GNN remains the strongest individual model, consistently outperforming LGBM, Transformer, and BERT across all metrics and phases.

LGBM generally ranks second, particularly in phases with clearer feature separability, while BERT performs better than Transformer due to its contextual semantic modeling, which is particularly beneficial in phases such as Exploitation and Delivery.

The Transformer model remains the weakest across all phases, with accuracies ranging from 55.56% in Delivery to 86.81% in Actions on Objectives, suggesting that self-attention architectures without domain-specific adaptation may underperform in this task.

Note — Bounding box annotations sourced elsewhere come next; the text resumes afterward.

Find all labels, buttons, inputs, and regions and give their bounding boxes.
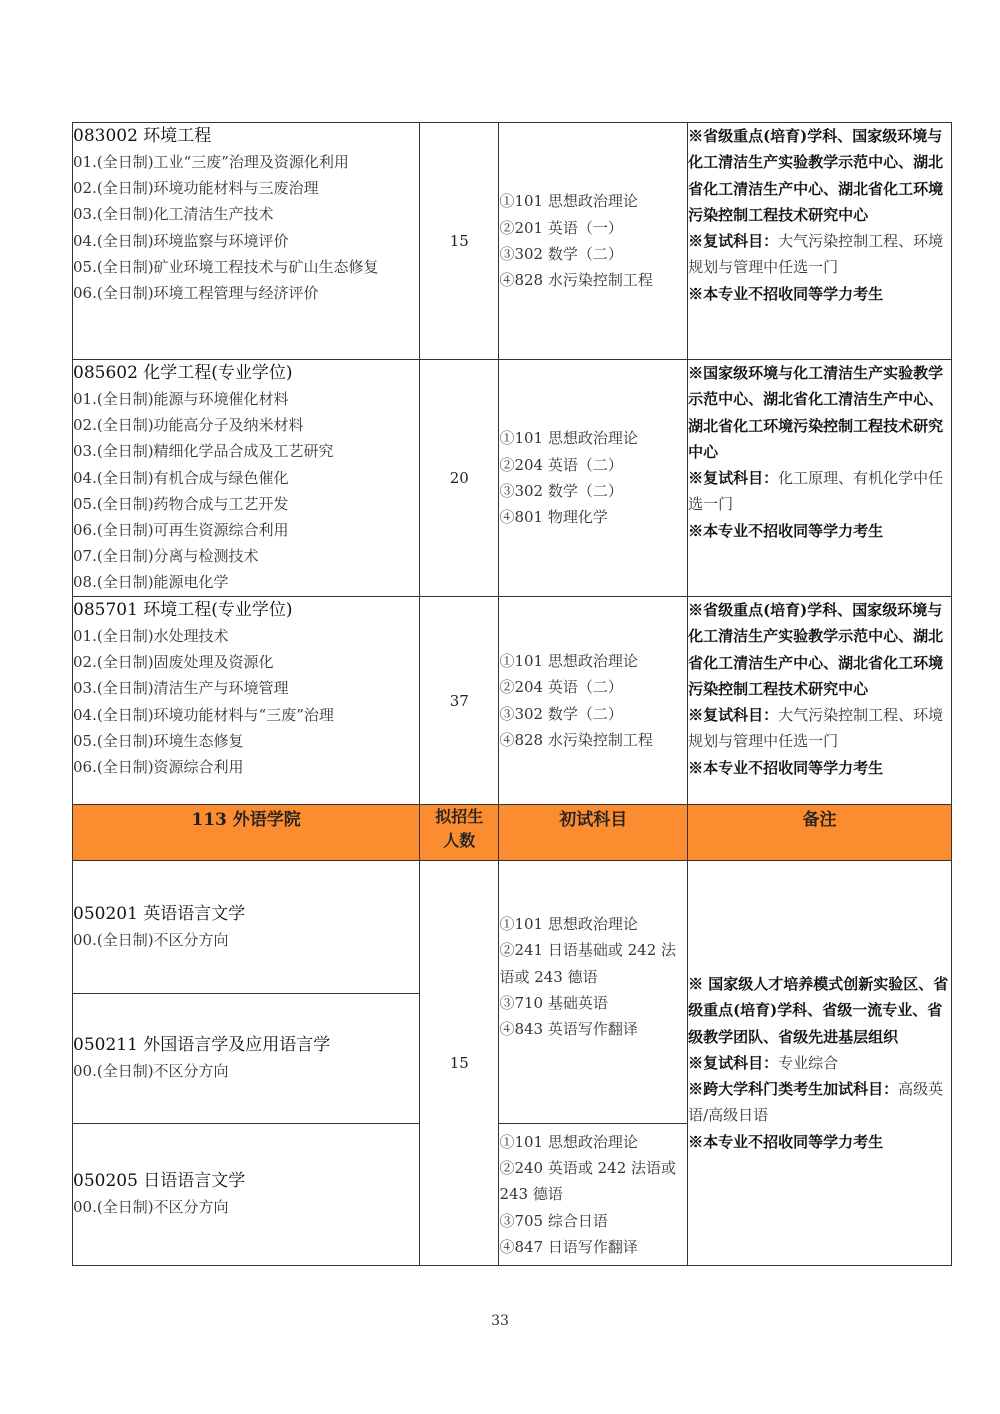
page-number: 33 bbox=[491, 1313, 509, 1329]
program-direction: 05.(全日制)药物合成与工艺开发 bbox=[73, 494, 289, 513]
program-direction: 07.(全日制)分离与检测技术 bbox=[73, 547, 259, 566]
subject-item: ②240 英语或 242 法语或 243 德语 bbox=[499, 1159, 677, 1204]
quota-header: 拟招生 人数 bbox=[420, 805, 499, 861]
note-line: ※复试科目：化工原理、有机化学中任选一门 bbox=[688, 469, 944, 514]
college-name: 113 外语学院 bbox=[73, 805, 420, 861]
subject-item: ④828 水污染控制工程 bbox=[499, 271, 653, 290]
program-direction: 00.(全日制)不区分方向 bbox=[73, 1062, 229, 1081]
program-cell bbox=[73, 861, 420, 994]
subject-item: ④801 物理化学 bbox=[499, 508, 608, 527]
program-title: 085602 化学工程(专业学位) bbox=[73, 363, 293, 383]
program-direction: 01.(全日制)水处理技术 bbox=[73, 627, 229, 645]
subject-item: ①101 思想政治理论 bbox=[499, 651, 638, 670]
program-direction: 02.(全日制)功能高分子及纳米材料 bbox=[73, 416, 304, 435]
program-title: 050201 英语语言文学 bbox=[73, 903, 246, 924]
program-cell bbox=[73, 123, 420, 360]
notes-header: 备注 bbox=[688, 805, 952, 861]
subject-item: ④828 水污染控制工程 bbox=[499, 730, 653, 749]
notes-cell bbox=[688, 597, 952, 805]
note-line: ※本专业不招收同等学力考生 bbox=[688, 521, 884, 540]
subject-item: ④847 日语写作翻译 bbox=[499, 1237, 638, 1256]
program-direction: 03.(全日制)清洁生产与环境管理 bbox=[73, 679, 289, 698]
note-line: ※本专业不招收同等学力考生 bbox=[688, 1132, 884, 1151]
program-direction: 06.(全日制)资源综合利用 bbox=[73, 758, 244, 777]
program-direction: 01.(全日制)工业“三废”治理及资源化利用 bbox=[73, 153, 349, 171]
notes-cell bbox=[688, 123, 952, 360]
subject-item: ②204 英语（二） bbox=[499, 678, 623, 697]
notes-cell bbox=[688, 360, 952, 597]
program-title: 050205 日语语言文学 bbox=[73, 1171, 246, 1192]
subject-item: ③705 综合日语 bbox=[499, 1211, 608, 1230]
exam-subjects bbox=[499, 1124, 688, 1266]
note-line: ※省级重点(培育)学科、国家级环境与化工清洁生产实验教学示范中心、湖北省化工清洁生产中心、湖北省化工环境污染控制工程技术研究中心 bbox=[688, 127, 944, 224]
exam-subjects bbox=[499, 360, 688, 597]
program-title: 050211 外国语言学及应用语言学 bbox=[73, 1035, 331, 1056]
program-cell bbox=[73, 360, 420, 597]
subject-item: ①101 思想政治理论 bbox=[499, 1132, 638, 1151]
program-row bbox=[73, 861, 952, 994]
subject-item: ②204 英语（二） bbox=[499, 455, 623, 474]
quota-count: 15 bbox=[420, 123, 499, 360]
program-direction: 05.(全日制)矿业环境工程技术与矿山生态修复 bbox=[73, 257, 379, 276]
subject-item: ③302 数学（二） bbox=[499, 704, 623, 723]
program-direction: 02.(全日制)固废处理及资源化 bbox=[73, 653, 274, 672]
subject-item: ①101 思想政治理论 bbox=[499, 915, 638, 933]
subject-item: ②201 英语（一） bbox=[499, 218, 623, 237]
note-line: ※跨大学科门类考生加试科目：高级英语/高级日语 bbox=[688, 1080, 944, 1125]
subjects-header: 初试科目 bbox=[499, 805, 688, 861]
program-row bbox=[73, 597, 952, 805]
program-direction: 06.(全日制)环境工程管理与经济评价 bbox=[73, 284, 319, 303]
subject-item: ②241 日语基础或 242 法语或 243 德语 bbox=[499, 941, 677, 986]
note-line: ※复试科目：大气污染控制工程、环境规划与管理中任选一门 bbox=[688, 232, 944, 277]
program-cell bbox=[73, 994, 420, 1124]
program-cell bbox=[73, 597, 420, 805]
program-direction: 06.(全日制)可再生资源综合利用 bbox=[73, 521, 289, 540]
program-direction: 00.(全日制)不区分方向 bbox=[73, 930, 229, 949]
quota-count: 15 bbox=[420, 861, 499, 1266]
note-line: ※国家级环境与化工清洁生产实验教学示范中心、湖北省化工清洁生产中心、湖北省化工环境污染控制工程技术研究中心 bbox=[688, 364, 944, 461]
program-direction: 04.(全日制)环境监察与环境评价 bbox=[73, 231, 289, 250]
note-line: ※本专业不招收同等学力考生 bbox=[688, 758, 884, 777]
note-line: ※ 国家级人才培养模式创新实验区、省级重点(培育)学科、省级一流专业、省级教学团队、省级先进基层组织 bbox=[688, 974, 949, 1046]
program-direction: 03.(全日制)化工清洁生产技术 bbox=[73, 205, 274, 224]
program-row bbox=[73, 360, 952, 597]
notes-cell bbox=[688, 861, 952, 1266]
program-direction: 04.(全日制)有机合成与绿色催化 bbox=[73, 468, 289, 487]
note-line: ※复试科目：专业综合 bbox=[688, 1053, 839, 1072]
program-direction: 03.(全日制)精细化学品合成及工艺研究 bbox=[73, 442, 334, 461]
subject-item: ③302 数学（二） bbox=[499, 482, 623, 500]
subject-item: ①101 思想政治理论 bbox=[499, 192, 638, 211]
subject-item: ③710 基础英语 bbox=[499, 993, 608, 1012]
quota-count: 37 bbox=[420, 597, 499, 805]
exam-subjects bbox=[499, 597, 688, 805]
admission-table bbox=[72, 122, 952, 1266]
program-cell bbox=[73, 1124, 420, 1266]
college-header-row bbox=[73, 805, 952, 861]
program-direction: 00.(全日制)不区分方向 bbox=[73, 1198, 229, 1217]
exam-subjects bbox=[499, 861, 688, 1124]
program-direction: 08.(全日制)能源电化学 bbox=[73, 573, 229, 592]
program-direction: 02.(全日制)环境功能材料与三废治理 bbox=[73, 179, 319, 198]
program-row bbox=[73, 123, 952, 360]
subject-item: ③302 数学（二） bbox=[499, 245, 623, 263]
note-line: ※省级重点(培育)学科、国家级环境与化工清洁生产实验教学示范中心、湖北省化工清洁生产中心、湖北省化工环境污染控制工程技术研究中心 bbox=[688, 601, 944, 698]
program-title: 083002 环境工程 bbox=[73, 126, 212, 146]
subject-item: ④843 英语写作翻译 bbox=[499, 1020, 638, 1039]
program-direction: 05.(全日制)环境生态修复 bbox=[73, 731, 244, 750]
note-line: ※复试科目：大气污染控制工程、环境规划与管理中任选一门 bbox=[688, 706, 944, 751]
note-line: ※本专业不招收同等学力考生 bbox=[688, 284, 884, 303]
program-direction: 04.(全日制)环境功能材料与“三废”治理 bbox=[73, 705, 334, 724]
quota-count: 20 bbox=[420, 360, 499, 597]
exam-subjects bbox=[499, 123, 688, 360]
program-title: 085701 环境工程(专业学位) bbox=[73, 600, 293, 620]
subject-item: ①101 思想政治理论 bbox=[499, 429, 638, 448]
program-direction: 01.(全日制)能源与环境催化材料 bbox=[73, 390, 289, 408]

The results indicate that while the GNN remains the most effective standalone classifier, the integration of multiple heterogeneous learners in a weighted soft voting framework produces a consistent performance uplift leading to fewer false positives and false negatives.

Conclusion

The researchers recognize that the ensemble model does require increased computational complexity and inference time due to the need for predictions from multiple models. However, the performance gains validate the effectiveness of their multi-model approach. Their future work will focus on real-world validation through live threat intelligence integration and deployment within automated SOC pipelines.

The ability to map and predict adversarial behavior is an essential building block for building truly effective defenses. In the meantime, these kinds of systems can help defenders visualize and contextualize adversarial activity into familiar frameworks - granting increased situational awareness and the ability to proactively take defensive measures.